Un discorso che investe ogni aspetto della vita umana e sociale I passaggi del discorso di Benedetto XVI al Collège des Bernardins che riguardano la scrittura e l’interpretazione, meriterebbero di essere adeguatamente approfonditi anche in riferimento all’interpretazione dei testi giuridici.

Il diritto è tuttora troppo spesso ridotto a puro “positivismo giuridico”, cioè al diritto dei codici, delle leggi e dei testi, e proprio per questo diviene facilmente preda dell’arbitrio dell’interprete che lo deve applicare. «La Scrittura ha bisogno dell’interpretazione e della comunità in cui si è formata e in cui viene vissuta» è una frase che contiene di certo un passaggio di capitale importanza per la comprensione dei testi sacri; ma non meno cruciale è il suo significato se essa – togliendo la “S” maiuscola – viene riferita ai testi giuridici, primi fra tutti le costituzioni. Ogni testo, sia pur ricco di principi nobili e condivisi, di valori fondanti – come accade nelle costituzioni – diviene facilmente pretesto per battaglie culturali soggettive o di singoli gruppi, se non rimane saldamente ancorato all’esperienza giuridica, storica e viva del popolo da cui promana (Capograssi, Grossi). L’interprete che nel leggere e applicare i testi ai casi sempre nuovi e imprevedibili della vita umana non si facesse portavoce della storia viva della comunità in cui opera finirebbe per imporre per via giuridica solo le proprie preferenze soggettive e quelle dei gruppi di pressione più potenti di cui egli diviene facilmente preda. Juristocracy – cioè una nuova forma di aristocrazia dominata da giudici e giuristi (Hirschl) – sarà il destino delle nostre forme di convivenza civile se chi detiene la custodia dell’interpretazione dei testi non si lascerà guidare dalla storia più profonda dei popoli, alla luce della ragionevolezza: in una parola dal logos presente nella storia, come ricorda a più riprese il Papa.

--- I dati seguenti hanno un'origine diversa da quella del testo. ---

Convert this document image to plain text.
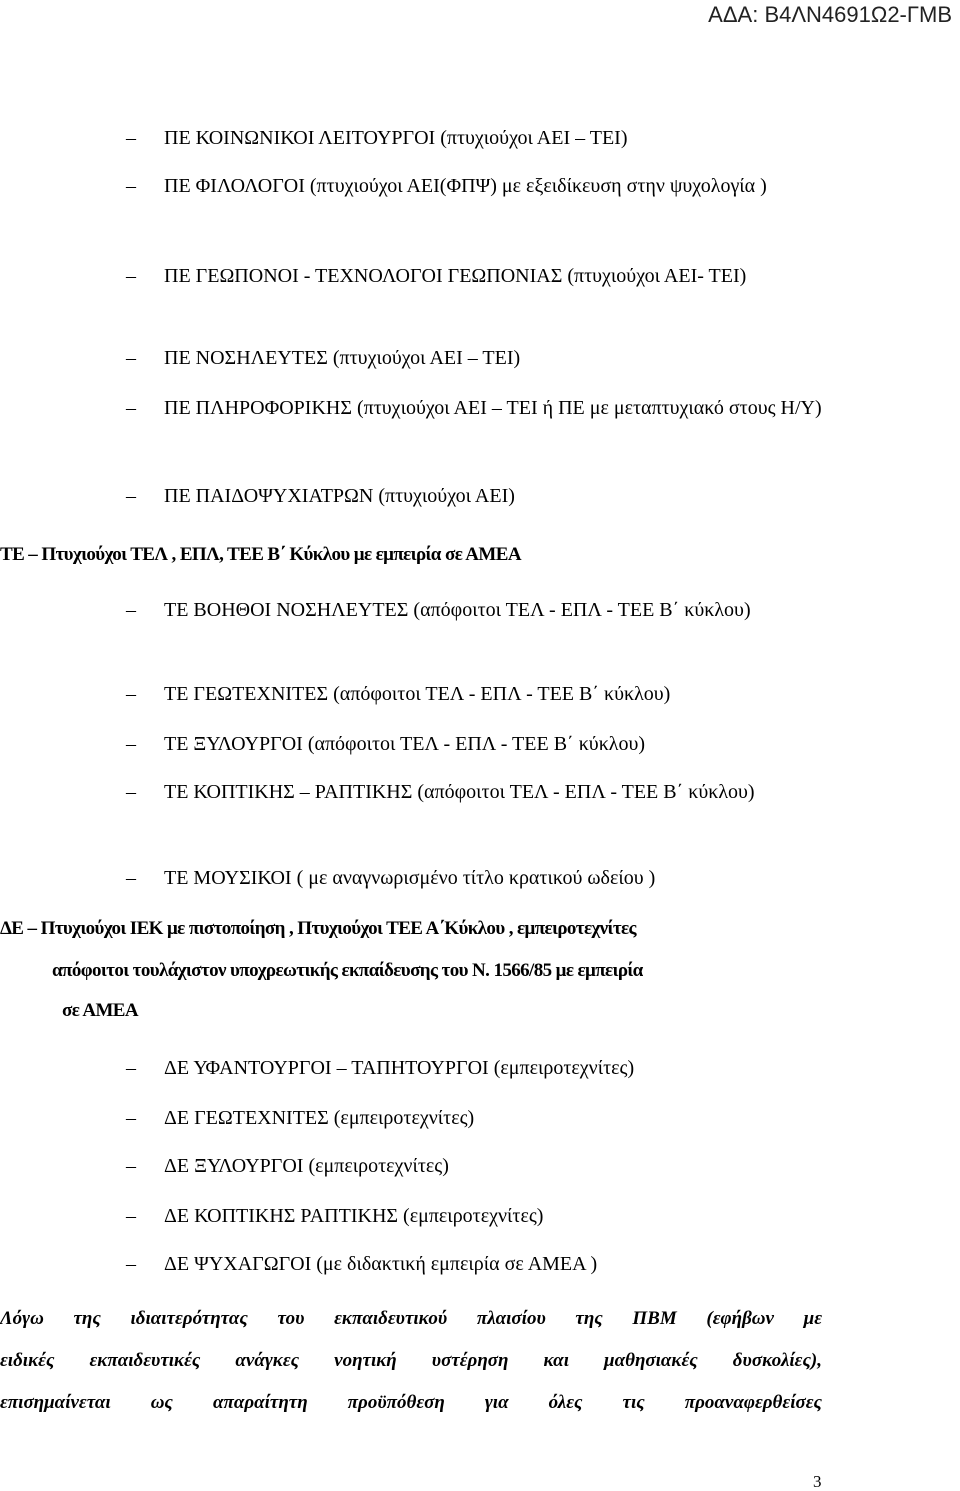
ΑΔΑ: Β4ΛΝ4691Ω2-ΓΜΒ
–	ΠΕ ΚΟΙΝΩΝΙΚΟΙ ΛΕΙΤΟΥΡΓΟΙ (πτυχιούχοι ΑΕΙ – ΤΕΙ)
–	ΠΕ ΦΙΛΟΛΟΓΟΙ (πτυχιούχοι ΑΕΙ(ΦΠΨ) με εξειδίκευση στην ψυχολογία )
–	ΠΕ ΓΕΩΠΟΝΟΙ - ΤΕΧΝΟΛΟΓΟΙ ΓΕΩΠΟΝΙΑΣ (πτυχιούχοι ΑΕΙ- ΤΕΙ)
–	ΠΕ ΝΟΣΗΛΕΥΤΕΣ (πτυχιούχοι ΑΕΙ – ΤΕΙ)
–	ΠΕ ΠΛΗΡΟΦΟΡΙΚΗΣ (πτυχιούχοι ΑΕΙ – ΤΕΙ ή ΠΕ με μεταπτυχιακό στους Η/Υ)
–	ΠΕ ΠΑΙΔΟΨΥΧΙΑΤΡΩΝ (πτυχιούχοι ΑΕΙ)
ΤΕ – Πτυχιούχοι ΤΕΛ , ΕΠΛ, ΤΕΕ Β΄ Κύκλου με εμπειρία σε ΑΜΕΑ
–	ΤΕ ΒΟΗΘΟΙ ΝΟΣΗΛΕΥΤΕΣ (απόφοιτοι ΤΕΛ - ΕΠΛ - ΤΕΕ Β΄ κύκλου)
–	ΤΕ ΓΕΩΤΕΧΝΙΤΕΣ (απόφοιτοι ΤΕΛ - ΕΠΛ - ΤΕΕ Β΄ κύκλου)
–	ΤΕ ΞΥΛΟΥΡΓΟΙ (απόφοιτοι ΤΕΛ - ΕΠΛ - ΤΕΕ Β΄ κύκλου)
–	ΤΕ ΚΟΠΤΙΚΗΣ – ΡΑΠΤΙΚΗΣ (απόφοιτοι ΤΕΛ - ΕΠΛ - ΤΕΕ Β΄ κύκλου)
–	ΤΕ ΜΟΥΣΙΚΟΙ ( με αναγνωρισμένο τίτλο κρατικού ωδείου )
ΔΕ – Πτυχιούχοι ΙΕΚ με πιστοποίηση , Πτυχιούχοι ΤΕΕ Α΄Κύκλου , εμπειροτεχνίτες
απόφοιτοι τουλάχιστον υποχρεωτικής εκπαίδευσης του Ν. 1566/85 με εμπειρία
σε ΑΜΕΑ
–	ΔΕ ΥΦΑΝΤΟΥΡΓΟΙ – ΤΑΠΗΤΟΥΡΓΟΙ (εμπειροτεχνίτες)
–	ΔΕ ΓΕΩΤΕΧΝΙΤΕΣ (εμπειροτεχνίτες)
–	ΔΕ ΞΥΛΟΥΡΓΟΙ (εμπειροτεχνίτες)
–	ΔΕ ΚΟΠΤΙΚΗΣ ΡΑΠΤΙΚΗΣ (εμπειροτεχνίτες)
–	ΔΕ ΨΥΧΑΓΩΓΟΙ (με διδακτική εμπειρία σε ΑΜΕΑ )
Λόγω της ιδιαιτερότητας του εκπαιδευτικού πλαισίου της ΠΒΜ (εφήβων με
ειδικές εκπαιδευτικές ανάγκες νοητική υστέρηση και μαθησιακές δυσκολίες),
επισημαίνεται ως απαραίτητη προϋπόθεση για όλες τις προαναφερθείσες
3
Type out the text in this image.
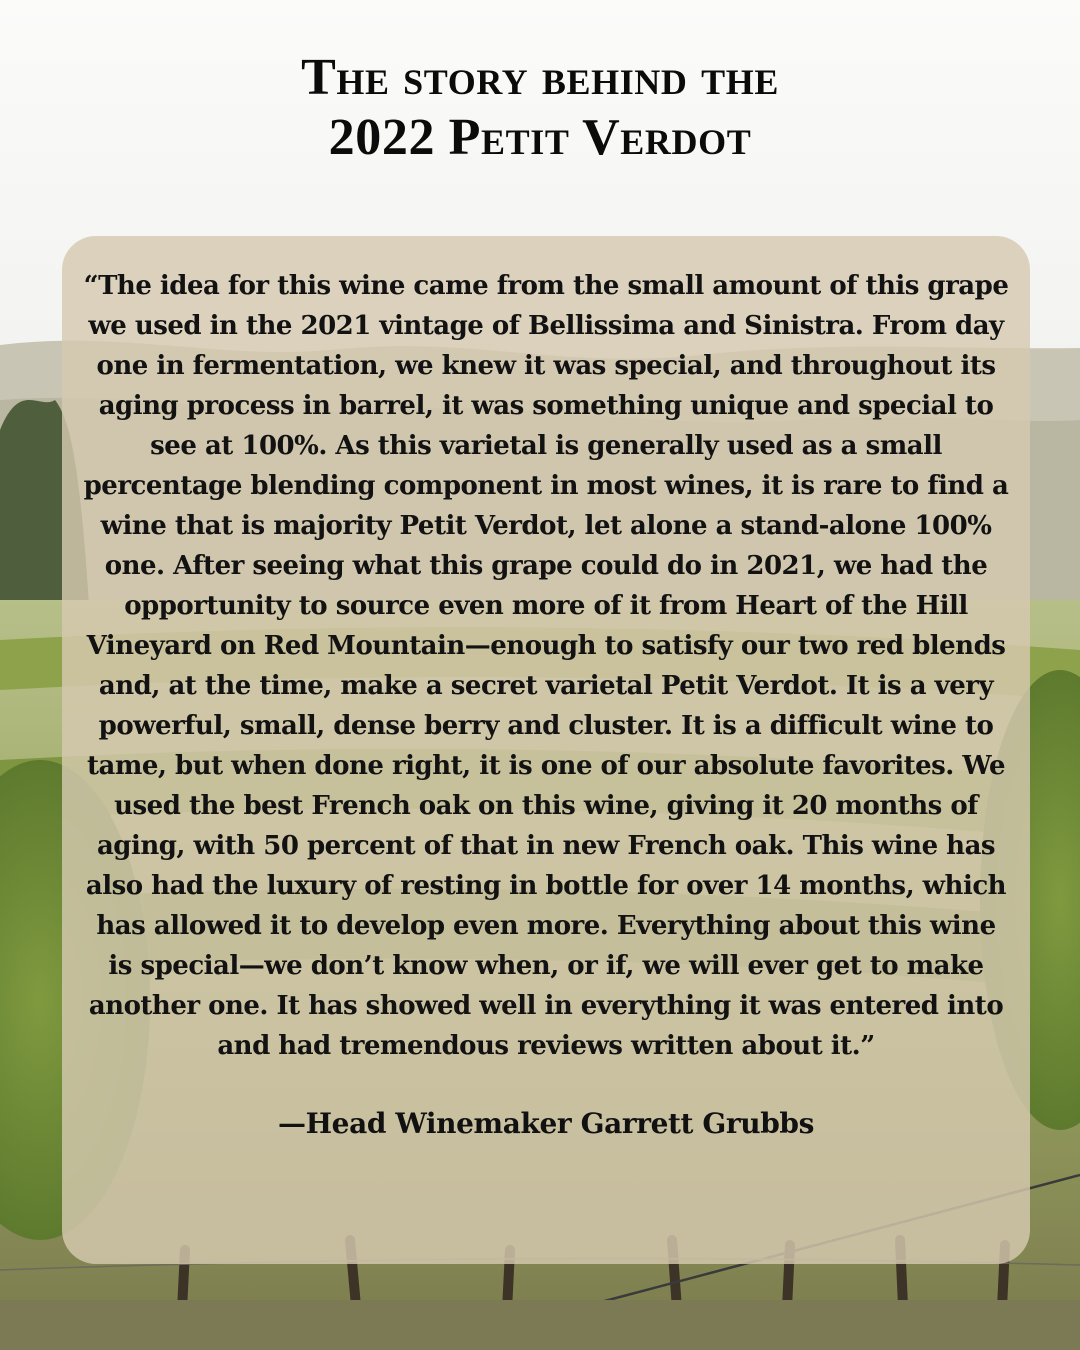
The story behind the
2022 Petit Verdot

“The idea for this wine came from the small amount of this grape we used in the 2021 vintage of Bellissima and Sinistra. From day one in fermentation, we knew it was special, and throughout its aging process in barrel, it was something unique and special to see at 100%. As this varietal is generally used as a small percentage blending component in most wines, it is rare to find a wine that is majority Petit Verdot, let alone a stand-alone 100% one. After seeing what this grape could do in 2021, we had the opportunity to source even more of it from Heart of the Hill Vineyard on Red Mountain—enough to satisfy our two red blends and, at the time, make a secret varietal Petit Verdot. It is a very powerful, small, dense berry and cluster. It is a difficult wine to tame, but when done right, it is one of our absolute favorites. We used the best French oak on this wine, giving it 20 months of aging, with 50 percent of that in new French oak. This wine has also had the luxury of resting in bottle for over 14 months, which has allowed it to develop even more. Everything about this wine is special—we don’t know when, or if, we will ever get to make another one. It has showed well in everything it was entered into and had tremendous reviews written about it.”

—Head Winemaker Garrett Grubbs
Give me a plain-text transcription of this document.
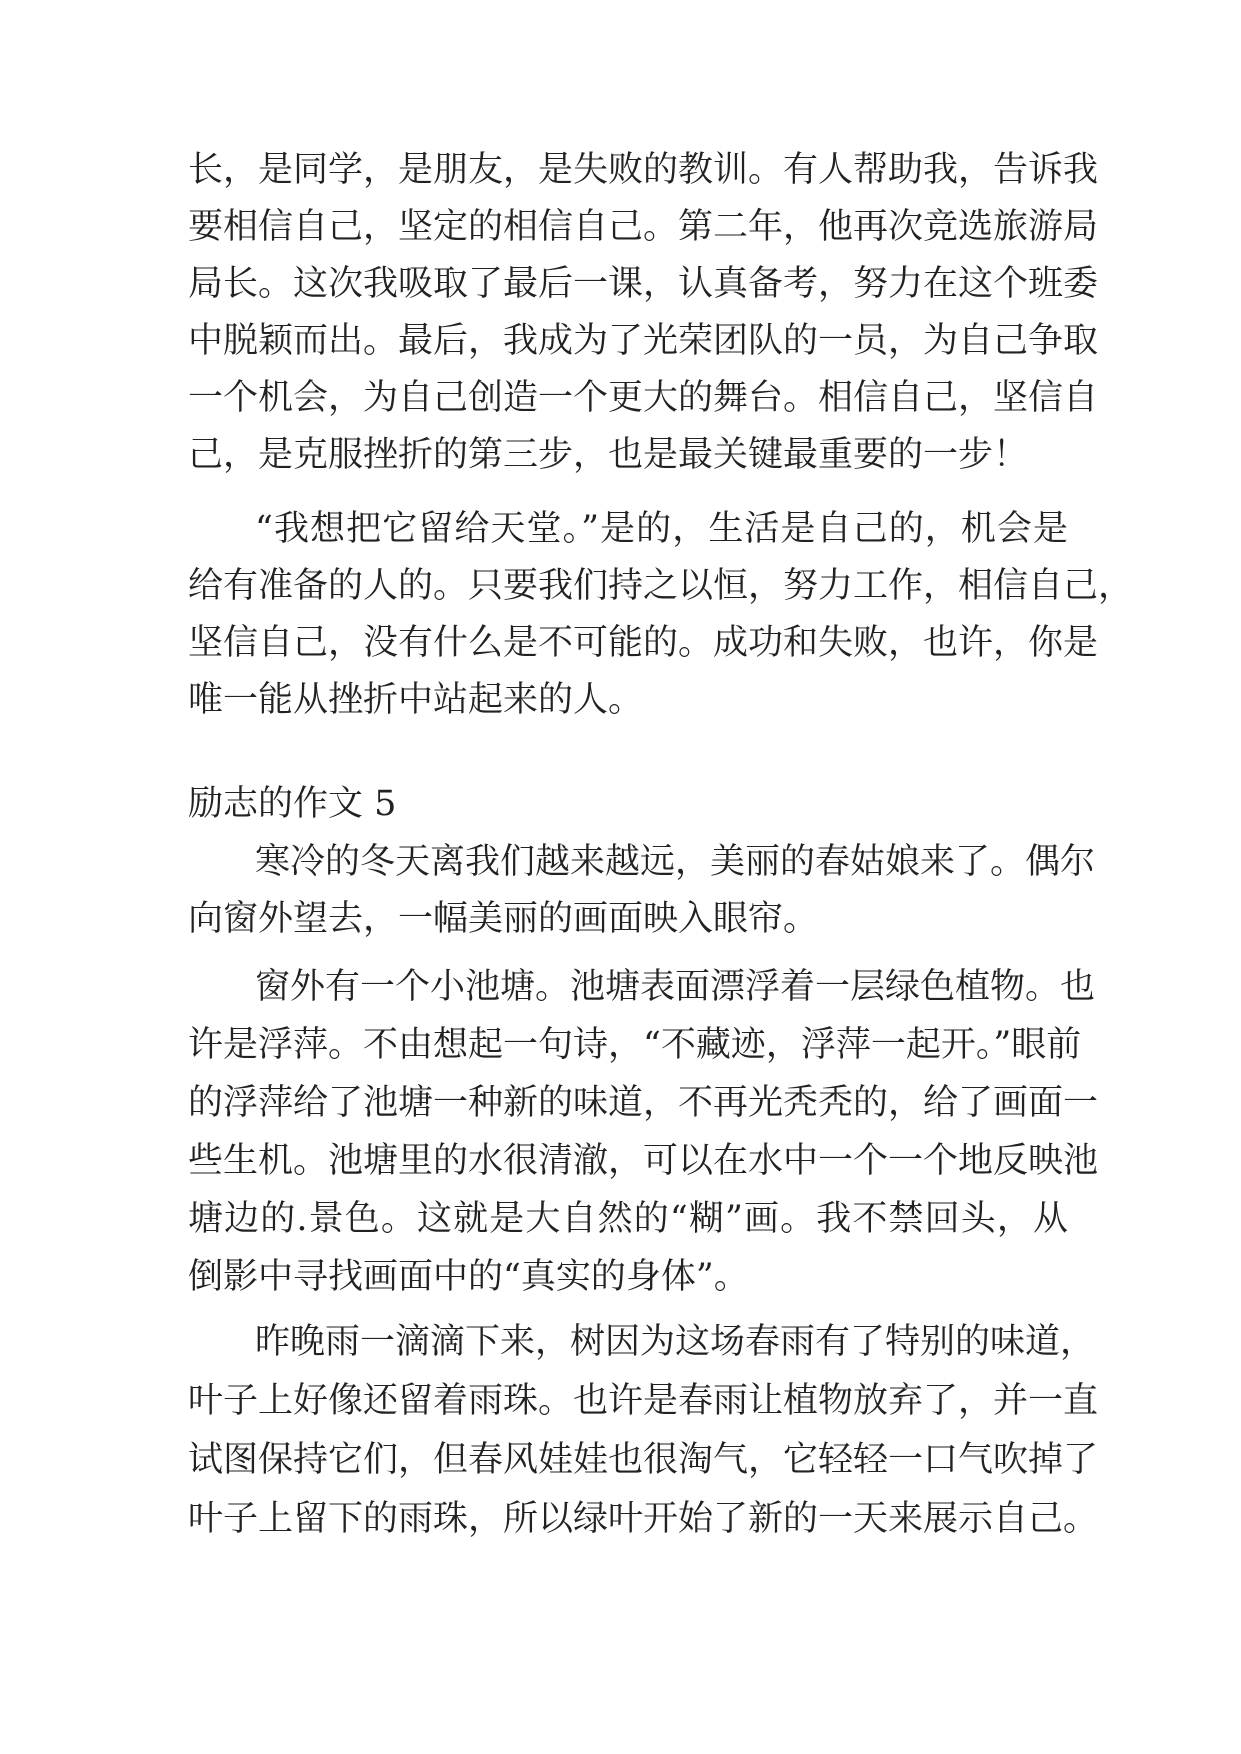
长，是同学，是朋友，是失败的教训。有人帮助我，告诉我
要相信自己，坚定的相信自己。第二年，他再次竞选旅游局
局长。这次我吸取了最后一课，认真备考，努力在这个班委
中脱颖而出。最后，我成为了光荣团队的一员，为自己争取
一个机会，为自己创造一个更大的舞台。相信自己，坚信自
己，是克服挫折的第三步，也是最关键最重要的一步！
“我想把它留给天堂。”是的，生活是自己的，机会是
给有准备的人的。只要我们持之以恒，努力工作，相信自己，
坚信自己，没有什么是不可能的。成功和失败，也许，你是
唯一能从挫折中站起来的人。
励志的作文 5
寒冷的冬天离我们越来越远，美丽的春姑娘来了。偶尔
向窗外望去，一幅美丽的画面映入眼帘。
窗外有一个小池塘。池塘表面漂浮着一层绿色植物。也
许是浮萍。不由想起一句诗，“不藏迹，浮萍一起开。”眼前
的浮萍给了池塘一种新的味道，不再光秃秃的，给了画面一
些生机。池塘里的水很清澈，可以在水中一个一个地反映池
塘边的.景色。这就是大自然的“糊”画。我不禁回头，从
倒影中寻找画面中的“真实的身体”。
昨晚雨一滴滴下来，树因为这场春雨有了特别的味道，
叶子上好像还留着雨珠。也许是春雨让植物放弃了，并一直
试图保持它们，但春风娃娃也很淘气，它轻轻一口气吹掉了
叶子上留下的雨珠，所以绿叶开始了新的一天来展示自己。
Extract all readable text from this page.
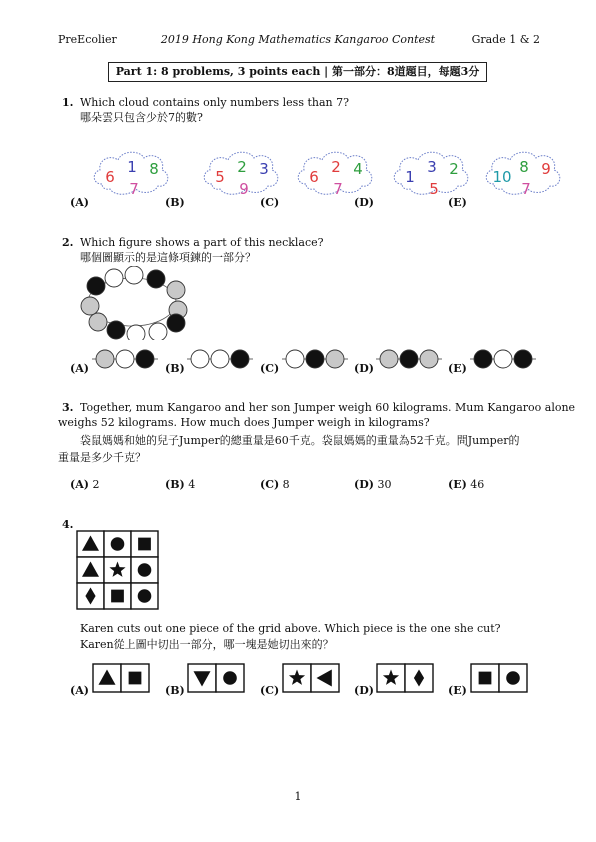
PreEcolier	2019 Hong Kong Mathematics Kangaroo Contest	Grade 1 & 2
Part 1: 8 problems, 3 points each | 第一部分：8道題目，每題3分
1. Which cloud contains only numbers less than 7?
哪朵雲只包含少於7的數?
6
1 8
7
(A)
5
2 3
9
(B)
6
2 4
7
(C)
1
3 2
5
(D)
10
8 9
7
(E)
2. Which figure shows a part of this necklace?
哪個圖顯示的是這條項鍊的一部分？
(A)	(B)	(C)	(D)	(E)
3. Together, mum Kangaroo and her son Jumper weigh 60 kilograms. Mum Kangaroo alone
weighs 52 kilograms. How much does Jumper weigh in kilograms?
袋鼠媽媽和她的兒子Jumper的總重量是60千克。袋鼠媽媽的重量為52千克。問Jumper的
重量是多少千克？
(A) 2	(B) 4	(C) 8	(D) 30	(E) 46
4.
Karen cuts out one piece of the grid above. Which piece is the one she cut?
Karen從上圖中切出一部分，哪一塊是她切出來的？
(A)	(B)	(C)	(D)	(E)
1
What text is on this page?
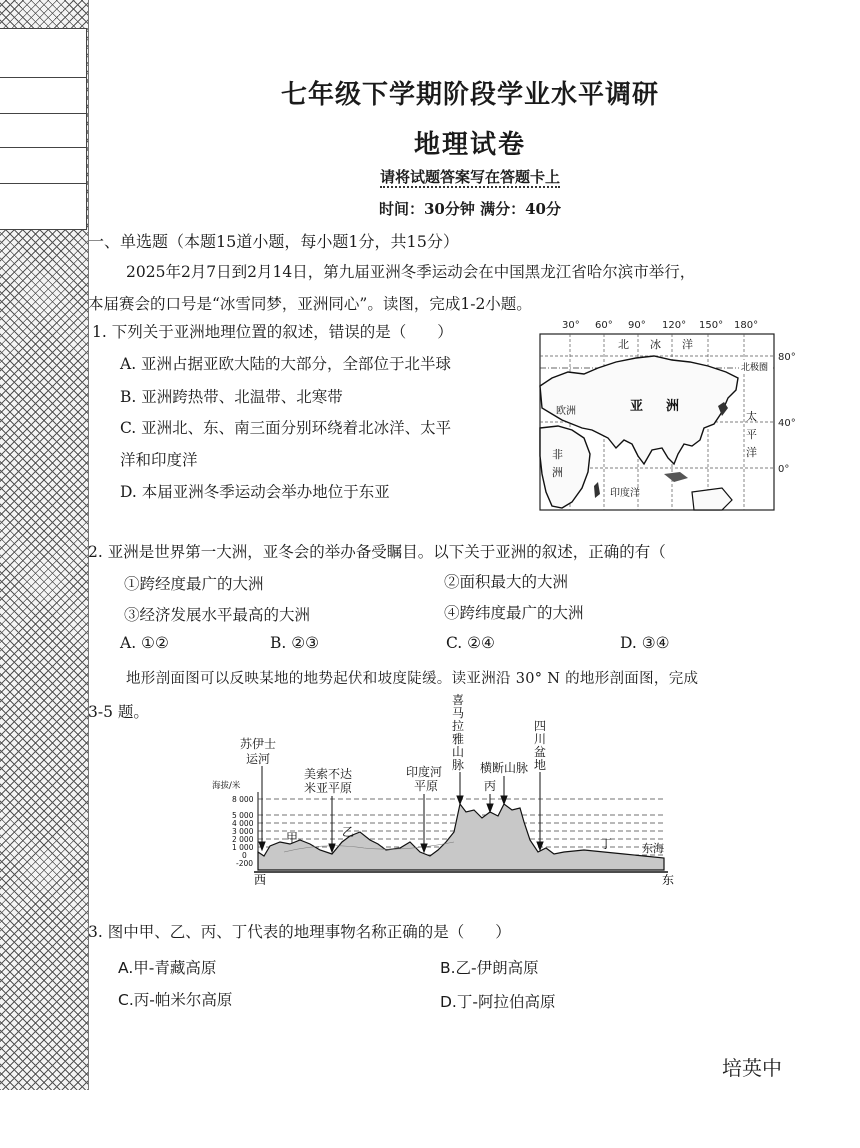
七年级下学期阶段学业水平调研
地理试卷
请将试题答案写在答题卡上
时间：30分钟 满分：40分
一、单选题（本题15道小题，每小题1分，共15分）
2025年2月7日到2月14日，第九届亚洲冬季运动会在中国黑龙江省哈尔滨市举行，
本届赛会的口号是“冰雪同梦，亚洲同心”。读图，完成1-2小题。
1. 下列关于亚洲地理位置的叙述，错误的是（　　）
A. 亚洲占据亚欧大陆的大部分，全部位于北半球
B. 亚洲跨热带、北温带、北寒带
C. 亚洲北、东、南三面分别环绕着北冰洋、太平
洋和印度洋
D. 本届亚洲冬季运动会举办地位于东亚
30° 60° 90° 120° 150° 180°
80°
40°
0°
北极圈
北 冰 洋
亚 洲
欧洲
非
洲
太
平
洋
印度洋
2. 亚洲是世界第一大洲，亚冬会的举办备受瞩目。以下关于亚洲的叙述，正确的有（
①跨经度最广的大洲	②面积最大的大洲
③经济发展水平最高的大洲	④跨纬度最广的大洲
A. ①②	B. ②③	C. ②④	D. ③④
地形剖面图可以反映某地的地势起伏和坡度陡缓。读亚洲沿 30° N 的地形剖面图，完成
3-5 题。
苏伊士
运河
美索不达
米亚平原
印度河
平原
喜
马
拉
雅
山
脉 横断山脉
四
川
盆
地
丙
海拔/米
8 000
5 000
4 000
3 000
2 000
1 000
0
-200
甲	乙
丁	东海
西	东
3. 图中甲、乙、丙、丁代表的地理事物名称正确的是（　　）
A.甲-青藏高原	B.乙-伊朗高原
C.丙-帕米尔高原	D.丁-阿拉伯高原
培英中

La libertà di religione e il suo valore per la convivenza

L’intervento del Pontefice è ambientato all’epoca del tramonto dell’Impero romano d’Occidente e ci riporta alle origini della cultura europea. Ma è doveroso chiedersi se il Papa stia soltanto compiendo una rivisitazione storica, in omaggio al luogo che lo ospita, o come sembra più credibile, stia parlando al mondo contemporaneo.Grave e severa è la situazione sociale dell’epoca storica che il discorso descrive. Grave e severa quanto la situazione attuale che in quella descrizione può rispecchiarsi facilmente. Le parole del Pontefice parlano di un «grande sconvolgimento culturale prodotto dalla migrazione dei popoli e dai nuovi ordini statali che stavano formandosi»; di una «confusione dei tempi in cui niente sembrava resistere» e più avanti del «crollo di vecchi ordini e sicurezze». Come non riconoscere i caratteri della situazione attuale nei tratti con cui viene descritta la fine dell’impero, lo sconvolgimento culturale che ne è derivato, il crollo delle vecchie sicurezze e di un ordine politico che sembrava dovesse essere eterno? La veloce evoluzione della società contemporanea del XXI secolo è caratterizzata da fenomeni paragonabili a quelli ivi descritti: un imponente rimescolamento di popoli e di culture e un repentino crollo delle certezze della sicurezza e del benessere economico mettono a dura prova il vecchio ordine della convivenza civile, i suoi principi fondamentali e le sue stesse istituzioni. Su questo sfondo, dai toni nient’affatto irenici, il Pontefice non solo afferma, ma mostra la rinascita culturale dell’Europa, che si sviluppa intorno a luoghi puntiformi diffusi in tutto il continente: i monasteri. Nel desolante panorama di una società devastata dalla barbarie, «i monasteri erano i luoghi in cui sopravvivevano i tesori della vecchia cultura e dove, in riferimento ad essi, veniva formata passo passo una nuova cultura». Non un progetto di ricostruzione politica e giuridica ha salvato l’Europa, ma germogli di vita nuova. È a partire da realtà circoscritte – ma vive – che si è gradualmente sviluppata una rinascita culturale, che ha poi investito l’intero continente per lunghe stagioni di prosperità.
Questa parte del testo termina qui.